Pseudoerbloggtes

Es gibt Texte, über die man sich ärgert. Zitierpflicht für Wikipediaartikel – und wenn ja, für welche und wie? im Mittelalterblog auf Hypotheses ist so einer. Bevor ihr weiterlest, solltet ihr den Text lesen, denn sonst fehlt euch der Kontext:

Anonym verfasste Texte sind vollständig und ohne Einschränkungen zitierfähig. Althistoriker kennen den werten Herrn Pseudo-Xenophon, der Pseudo-Xenophon genannt wird, weil über ihn schlicht und einfach nichts bekannt ist außer dem überlieferten Text. Mediävisten kennen diverse „Meister“, von denen auch nur ihre Werke, aber noch nicht mal ein Name überliefert wurden. Frühneuzeitler arbeiten ständig mit Flugblättern ohne Autorenangabe bzw. mit Texten, die unter Pseudonym verfasst wurden. Und auch in der Zeitgeschichte tauchen immer wieder Texte auf, deren Autoren lieber anonym bleiben wollten. Der werte Herr Nomen Nescio hat eine wissenschaftliche Vita, die seinesgleichen sucht.

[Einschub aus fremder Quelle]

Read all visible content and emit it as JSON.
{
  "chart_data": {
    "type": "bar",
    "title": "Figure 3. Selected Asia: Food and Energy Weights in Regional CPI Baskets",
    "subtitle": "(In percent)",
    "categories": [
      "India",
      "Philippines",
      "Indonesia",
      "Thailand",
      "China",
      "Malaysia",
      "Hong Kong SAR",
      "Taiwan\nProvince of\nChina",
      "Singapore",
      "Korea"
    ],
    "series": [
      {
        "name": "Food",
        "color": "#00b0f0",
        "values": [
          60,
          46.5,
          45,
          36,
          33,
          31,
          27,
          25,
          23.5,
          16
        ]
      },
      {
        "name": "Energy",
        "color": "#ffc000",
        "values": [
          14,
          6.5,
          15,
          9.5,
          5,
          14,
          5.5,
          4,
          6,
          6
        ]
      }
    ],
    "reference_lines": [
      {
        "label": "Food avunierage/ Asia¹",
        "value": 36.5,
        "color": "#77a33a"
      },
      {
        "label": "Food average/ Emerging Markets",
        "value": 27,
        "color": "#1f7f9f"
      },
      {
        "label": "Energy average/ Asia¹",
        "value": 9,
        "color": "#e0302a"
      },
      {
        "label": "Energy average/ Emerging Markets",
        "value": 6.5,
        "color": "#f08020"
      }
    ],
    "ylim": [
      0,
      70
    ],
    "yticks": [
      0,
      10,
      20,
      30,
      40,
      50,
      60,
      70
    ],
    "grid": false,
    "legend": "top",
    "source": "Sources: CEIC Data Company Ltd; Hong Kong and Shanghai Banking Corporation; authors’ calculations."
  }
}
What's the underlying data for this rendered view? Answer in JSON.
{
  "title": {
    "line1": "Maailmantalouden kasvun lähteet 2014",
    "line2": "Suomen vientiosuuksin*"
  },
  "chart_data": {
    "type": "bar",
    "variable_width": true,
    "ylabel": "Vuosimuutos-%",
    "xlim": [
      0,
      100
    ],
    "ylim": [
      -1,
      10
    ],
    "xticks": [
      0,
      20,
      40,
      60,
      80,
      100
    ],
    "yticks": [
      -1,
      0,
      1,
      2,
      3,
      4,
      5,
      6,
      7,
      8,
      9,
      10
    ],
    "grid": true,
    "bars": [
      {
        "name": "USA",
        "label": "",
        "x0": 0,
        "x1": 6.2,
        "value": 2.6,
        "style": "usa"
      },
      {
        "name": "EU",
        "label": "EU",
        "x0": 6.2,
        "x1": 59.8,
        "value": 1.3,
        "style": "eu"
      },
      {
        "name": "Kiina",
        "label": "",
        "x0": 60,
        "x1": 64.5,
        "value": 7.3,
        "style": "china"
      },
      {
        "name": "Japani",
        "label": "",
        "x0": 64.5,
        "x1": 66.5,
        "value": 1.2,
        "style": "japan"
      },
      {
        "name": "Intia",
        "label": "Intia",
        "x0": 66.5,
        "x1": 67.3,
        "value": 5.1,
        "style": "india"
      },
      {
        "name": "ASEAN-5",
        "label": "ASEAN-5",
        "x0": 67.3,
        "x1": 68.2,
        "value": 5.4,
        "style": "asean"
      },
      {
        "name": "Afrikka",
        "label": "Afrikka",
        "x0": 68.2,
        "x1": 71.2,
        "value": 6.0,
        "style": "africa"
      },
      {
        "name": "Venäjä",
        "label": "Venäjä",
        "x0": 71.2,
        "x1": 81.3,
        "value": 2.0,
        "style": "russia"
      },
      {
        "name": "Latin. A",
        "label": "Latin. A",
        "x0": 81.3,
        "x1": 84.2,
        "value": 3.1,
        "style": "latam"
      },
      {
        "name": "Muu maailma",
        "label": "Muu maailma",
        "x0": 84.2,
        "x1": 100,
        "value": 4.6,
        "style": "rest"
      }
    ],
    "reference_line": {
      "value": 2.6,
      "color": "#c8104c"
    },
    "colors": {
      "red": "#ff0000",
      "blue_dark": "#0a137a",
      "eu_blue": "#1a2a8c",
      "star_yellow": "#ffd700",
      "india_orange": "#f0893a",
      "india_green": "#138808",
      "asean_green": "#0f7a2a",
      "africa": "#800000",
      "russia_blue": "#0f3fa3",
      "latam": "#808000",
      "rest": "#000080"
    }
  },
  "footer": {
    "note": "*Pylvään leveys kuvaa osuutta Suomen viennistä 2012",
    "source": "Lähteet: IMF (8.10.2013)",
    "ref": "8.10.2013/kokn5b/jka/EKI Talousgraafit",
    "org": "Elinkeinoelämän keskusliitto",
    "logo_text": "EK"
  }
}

All diese Texte sind zitierfähig. Erinnern wir uns an unser erstes Semester und die Grundlagen der Zitation, hier aus einem Dokument der Uni München:

Stützt sich der Verfasser einer wissenschaftlichen Arbeit wörtlich oder sinngemäß auf die Gedanken anderer, so hat er zu zitieren. Er symbolisiert dadurch, dass die geäußerte Meinung oder Idee nicht von ihm selbst stammt, er sich aber mit ihr auseinandergesetzt hat und gleicher Meinung ist, mit der Aussage seine eigene Argumentationsreihe stützen will oder aber sich ihr aus verschiedenen Gründen nicht anschließen kann. Das Hauptmotiv zur Zitierung liegt damit in der Nachvollziehbarkeit der getroffenen Aussagen als einer Mischung aus gedanklicher Eigenleistung des Verfassers und der Verarbeitung fremden Gedankengutes aus vorhandenen Quellen.

Eine Befreiung von der Zitierpflicht besteht nur dann, wenn es sich um wissenschaftliches Allgemeingut handelt. In allen anderen Fällen gilt es als schwerwiegender Verstoß gegen das wissenschaftliche Arbeiten fremde Gedanken zu übernehmen ohne explizit darauf  hinzuweisen. Ein Verstoß gegen die Zitierpflicht (Plagiat) führt unweigerlich zu einer Bewertung der Arbeit mit der Note „unzureichend“.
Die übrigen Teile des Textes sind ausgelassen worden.